1. Legumbres: Las lentejas, los garbanzos y los frijoles representan excelentes alternativas para elevar la ingesta de hierro, y además aportan abundante fibra y proteínas.

2. Verduras de hoja verde: Espinacas, acelgas y col rizada contienen hierro no hemo. Aunque también poseen oxalatos, que pueden interferir con la absorción del hierro, su contenido es beneficioso cuando se consume en una dieta balanceada.
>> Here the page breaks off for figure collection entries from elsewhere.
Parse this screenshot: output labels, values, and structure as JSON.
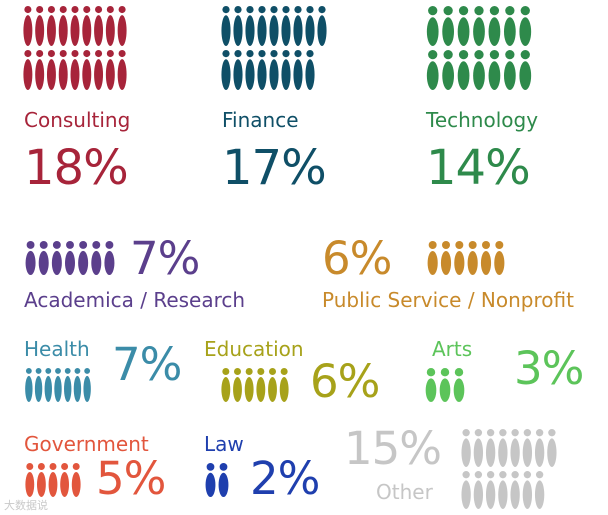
{
  "chart_data": {
    "type": "pictograph",
    "title": "",
    "unit": "%",
    "categories": [
      {
        "key": "consulting",
        "label": "Consulting",
        "value": 18,
        "value_label": "18%",
        "color": "#a7243a"
      },
      {
        "key": "finance",
        "label": "Finance",
        "value": 17,
        "value_label": "17%",
        "color": "#0f4f67"
      },
      {
        "key": "technology",
        "label": "Technology",
        "value": 14,
        "value_label": "14%",
        "color": "#2e8a4b"
      },
      {
        "key": "academica",
        "label": "Academica / Research",
        "value": 7,
        "value_label": "7%",
        "color": "#5b3f8c"
      },
      {
        "key": "public_service",
        "label": "Public Service / Nonprofit",
        "value": 6,
        "value_label": "6%",
        "color": "#c88a2b"
      },
      {
        "key": "health",
        "label": "Health",
        "value": 7,
        "value_label": "7%",
        "color": "#3b8ca8"
      },
      {
        "key": "education",
        "label": "Education",
        "value": 6,
        "value_label": "6%",
        "color": "#a7a21a"
      },
      {
        "key": "arts",
        "label": "Arts",
        "value": 3,
        "value_label": "3%",
        "color": "#5cc45a"
      },
      {
        "key": "government",
        "label": "Government",
        "value": 5,
        "value_label": "5%",
        "color": "#e2563d"
      },
      {
        "key": "law",
        "label": "Law",
        "value": 2,
        "value_label": "2%",
        "color": "#1f3fae"
      },
      {
        "key": "other",
        "label": "Other",
        "value": 15,
        "value_label": "15%",
        "color": "#c6c6c6"
      }
    ]
  },
  "watermark": "大数据说"
}
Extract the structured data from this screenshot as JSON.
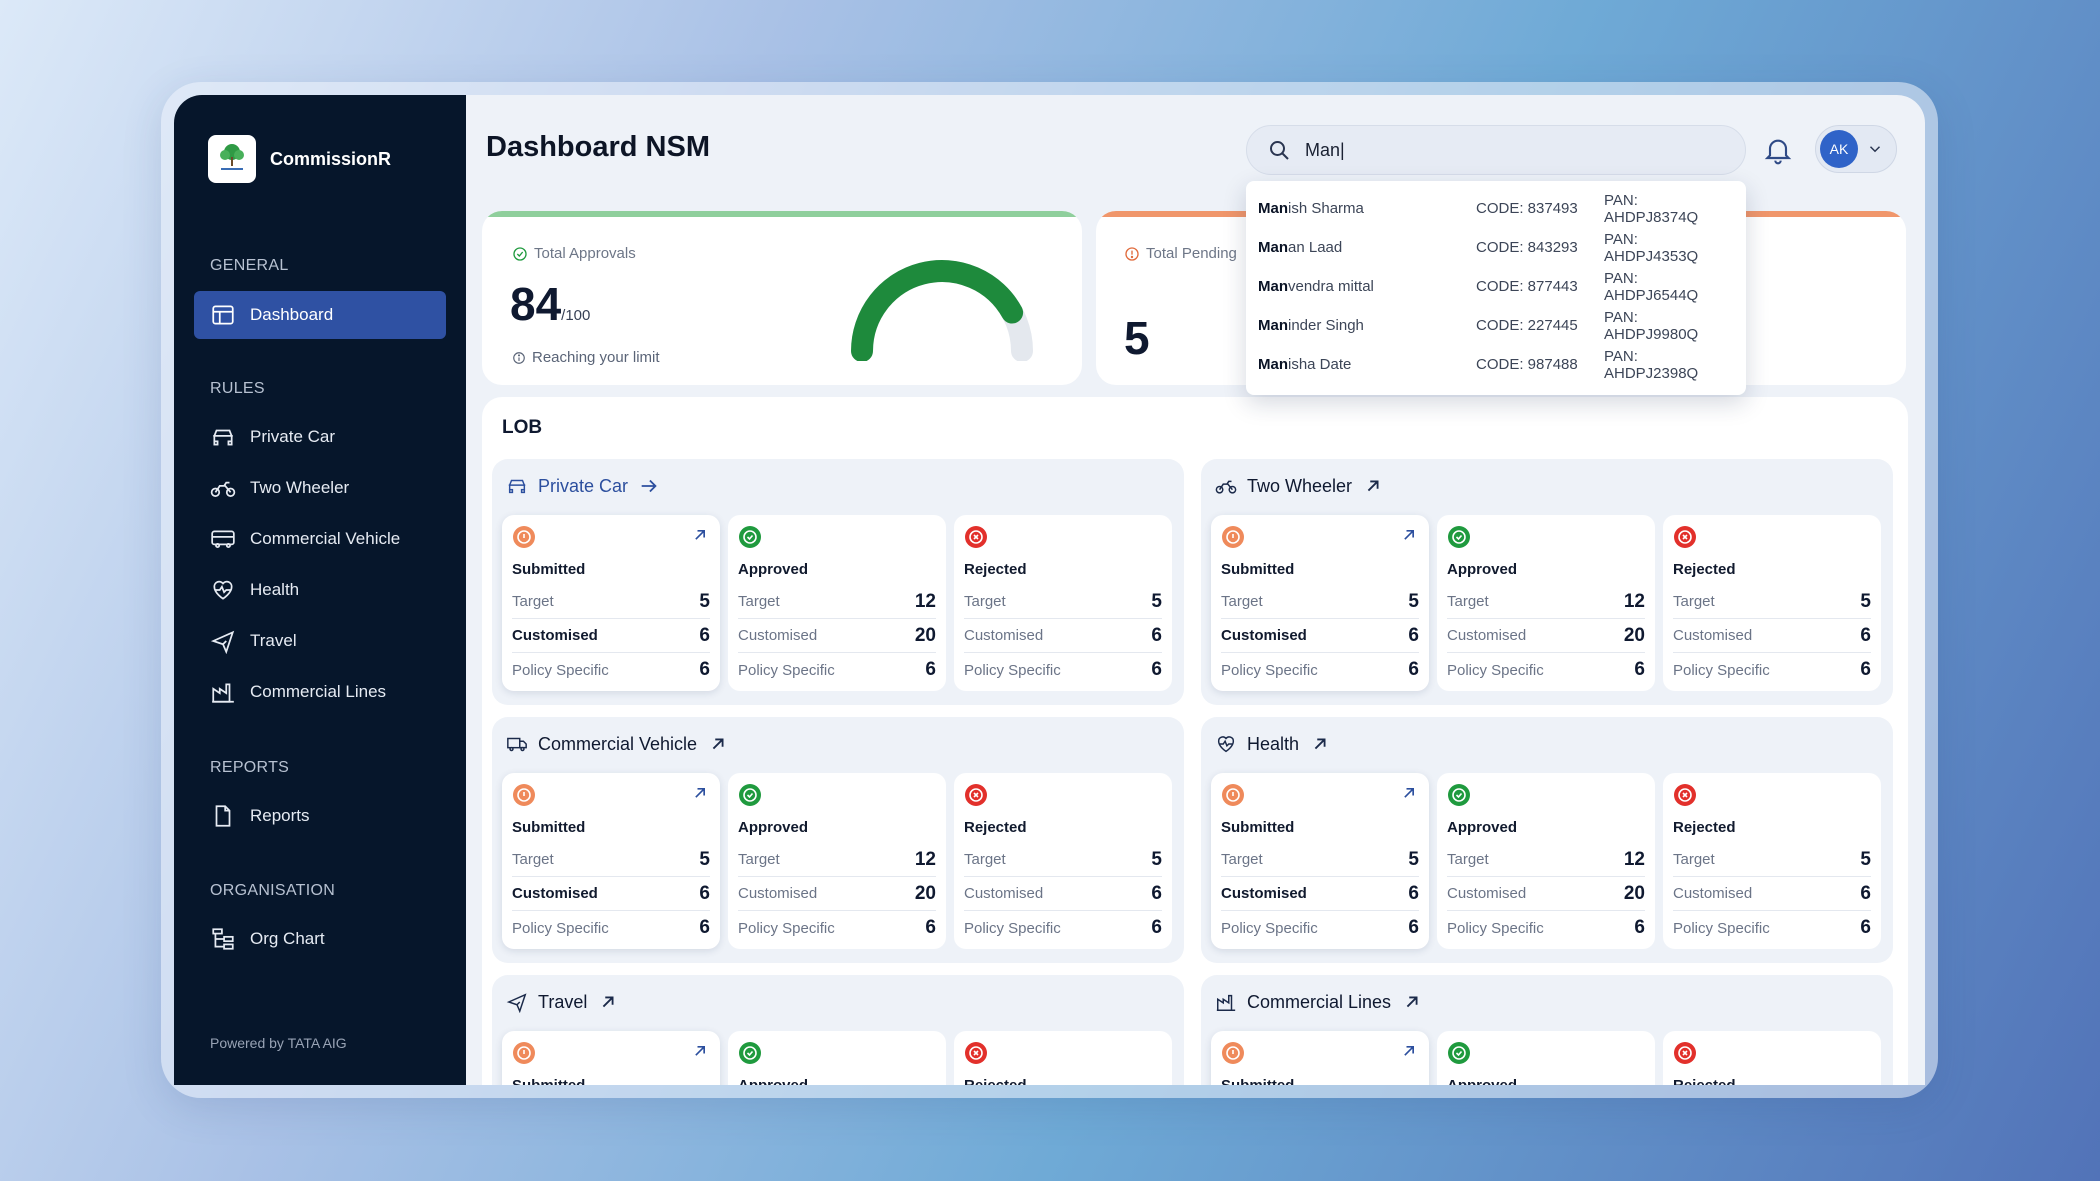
{
  "app": {
    "name": "CommissionR",
    "powered_by": "Powered by TATA AIG"
  },
  "sidebar": {
    "sections": [
      {
        "label": "GENERAL",
        "items": [
          {
            "label": "Dashboard",
            "icon": "layout-icon",
            "active": true
          }
        ]
      },
      {
        "label": "RULES",
        "items": [
          {
            "label": "Private Car",
            "icon": "car-icon"
          },
          {
            "label": "Two Wheeler",
            "icon": "motorbike-icon"
          },
          {
            "label": "Commercial Vehicle",
            "icon": "bus-icon"
          },
          {
            "label": "Health",
            "icon": "heart-pulse-icon"
          },
          {
            "label": "Travel",
            "icon": "plane-icon"
          },
          {
            "label": "Commercial Lines",
            "icon": "factory-icon"
          }
        ]
      },
      {
        "label": "REPORTS",
        "items": [
          {
            "label": "Reports",
            "icon": "document-icon"
          }
        ]
      },
      {
        "label": "ORGANISATION",
        "items": [
          {
            "label": "Org Chart",
            "icon": "org-chart-icon"
          }
        ]
      }
    ]
  },
  "header": {
    "title": "Dashboard NSM",
    "search_value": "Man|",
    "avatar_initials": "AK"
  },
  "search_results": [
    {
      "match": "Man",
      "rest": "ish Sharma",
      "code": "CODE: 837493",
      "pan": "PAN: AHDPJ8374Q"
    },
    {
      "match": "Man",
      "rest": "an Laad",
      "code": "CODE: 843293",
      "pan": "PAN: AHDPJ4353Q"
    },
    {
      "match": "Man",
      "rest": "vendra mittal",
      "code": "CODE: 877443",
      "pan": "PAN: AHDPJ6544Q"
    },
    {
      "match": "Man",
      "rest": "inder Singh",
      "code": "CODE: 227445",
      "pan": "PAN: AHDPJ9980Q"
    },
    {
      "match": "Man",
      "rest": "isha Date",
      "code": "CODE: 987488",
      "pan": "PAN: AHDPJ2398Q"
    }
  ],
  "stats": {
    "approvals": {
      "label": "Total Approvals",
      "value": "84",
      "suffix": "/100",
      "note": "Reaching your limit",
      "fraction": 0.84,
      "accent": "#8fcf9c",
      "gauge_color": "#1e8a3c"
    },
    "pending": {
      "label": "Total Pending",
      "value": "5",
      "accent": "#f0966b"
    }
  },
  "lob": {
    "title": "LOB",
    "labels": {
      "submitted": "Submitted",
      "approved": "Approved",
      "rejected": "Rejected",
      "target": "Target",
      "customised": "Customised",
      "policy_specific": "Policy Specific"
    },
    "panels": [
      {
        "name": "Private Car",
        "icon": "car-icon",
        "link": true
      },
      {
        "name": "Two Wheeler",
        "icon": "motorbike-icon"
      },
      {
        "name": "Commercial Vehicle",
        "icon": "truck-icon"
      },
      {
        "name": "Health",
        "icon": "heart-pulse-icon"
      },
      {
        "name": "Travel",
        "icon": "plane-icon"
      },
      {
        "name": "Commercial Lines",
        "icon": "factory-icon"
      }
    ],
    "values": {
      "submitted": {
        "target": "5",
        "customised": "6",
        "policy_specific": "6"
      },
      "approved": {
        "target": "12",
        "customised": "20",
        "policy_specific": "6"
      },
      "rejected": {
        "target": "5",
        "customised": "6",
        "policy_specific": "6"
      }
    },
    "colors": {
      "submitted": "#ef8a5b",
      "approved": "#1f9a3e",
      "rejected": "#e2302b"
    }
  }
}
3. Frutos secos y semillas: Las semillas de calabaza, sésamo y linaza, además de las almendras y nueces, ofrecen hierro y también brindan ácidos grasos esenciales junto con una variedad de antioxidantes.

4. Cereales integrales y fortificados: Diversos panes, cereales y pastas se enriquecen con hierro, convirtiéndose en una alternativa práctica para quienes desean aumentar su consumo de forma ágil.

Factores que afectan la absorción de hierro

Es importante reconocer que la absorción de hierro puede modificarse por la presencia de otros elementos en la alimentación. Por ejemplo, la vitamina C incrementa de manera notable la incorporación del hierro no hemo. Por ello, resulta aconsejable combinar fuentes de hierro con frutas y verduras ricas en vitamina C, como los cítricos, las fresas o los pimientos. En cambio, ingerir en exceso café, té o alimentos con alto contenido de calcio durante las comidas puede reducir la absorción de este mineral.

Finalmente, una dieta balanceada, adaptada a las necesidades personales y considerada en su diversidad, puede proporcionar el hierro necesario para mantener un nivel óptimo de salud. Considerar la combinación adecuada de alimentos y prácticas dietéticas es clave para maximizar la biodisponibilidad del hierro y asegurarse de que el cuerpo reciba los nutrientes que necesita.